Le résultat terrible d’une éducation où l’on s’attend à ce que les garçons "transgressent les normes sociales", et des filles qu’elles aient un "comportement plus soumis, plus obéissant". Ce qui est flagrant au collège, d’après le travail de Sylvie Ayral dans son livre La Fabrique des garçons. Sanctions et genre au collège (PUF, 2011), avec "les punitions infligées aux garçons[...], ils étaient punis, mais leur comportement était justifié par le fait que « les garçons sont comme ça » et « qu’il faut bien que jeunesse se passe »" :

Tous les professeurs interrogés ont des stéréotypes clairs au sujet des garçons et des filles ; c’est la testostérone qui fait agir les garçons ainsi, ils sont « comme ça », ils sont plus turbulents que les filles, la puberté incite les garçons à devenir agressifs. Bref, d’un côté on condamne par la punition leur agressivité, et de l’autre on la valide.

Toute la violence de cette éducation, bien souvent involontaire (exemple pris dans ce dont j’ai été témoin : la directrice de maternelle qui salue la beauté des petites filles en robe de princesse à l’entrée le matin) mais pas toujours (et aussi : le jour de l’intégration en maternelle, ce papa qui interdit à son fils de jouer aux poupées), et tellement ancrée, tellement présente, partout tout le temps, sous forme de "vannes" également, "on se charrie", sous forme de communication informelle, est très difficile à démêler, à faire remarquer, on devient le chieur de service etc.

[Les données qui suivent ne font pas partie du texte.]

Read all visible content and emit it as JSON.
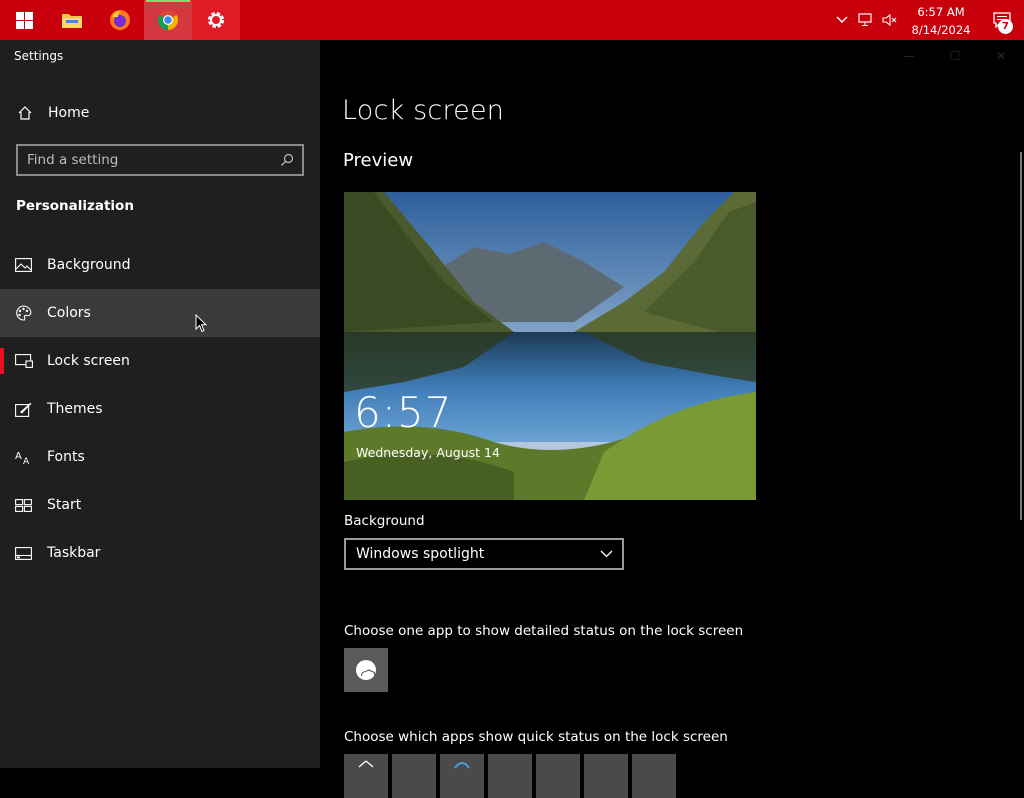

Et à propos de cette violence, dans son précédent essai, Une culture du viol à la française [3], Valérie Rey-Robert présentait le lien entre cette culture viriliste qui est la nôtre, et le nombre de viols commis à plus de 98% par des hommes. Comme elle le remarque, les "violences faites aux femmes", est une expression qui doit être complétée avec "par les hommes". Dans son essai, elle insiste sur cette culture du viol qu’il est donné à chaque homme de réduire par son comportement, ses paroles, ses actes, ne rien laisser passer (de blagues, de comportements douteux, etc.), se sentir concerné. On peut voir ce livre comme un guide pratique, qui se termine par des recettes de savoir-vivre, en tant qu’homme, il faut réagir à cette socialisation sexiste, et comment le faire, dans sa famille, son groupe d’amis, sur les réseaux, ce qu’il faut faire et ne pas faire. Un simple exemple :

L’emploi du mot « aider » laisse penser que vous n’avez pas à en faire autant qu’une femme. Les autres hommes restent les fesses sur leur chaise ? Levez-vous et participez à la cuisine. Et s’ils se moquent, moquez à votre tour leur paresse.

Pour l’avoir fait, on ne mesure pas, à le lire, l’impact que ça peut sur les autres ce simple geste, qui ne manquera d’être commenté, et ce sera l’occasion de l’expliciter, et la conversation peut être tout à fait étonnante et, petit à petit, les choses évoluer, un peu. Tout ce qui peut empêcher de mener au sexisme, où tout le reste prend racine.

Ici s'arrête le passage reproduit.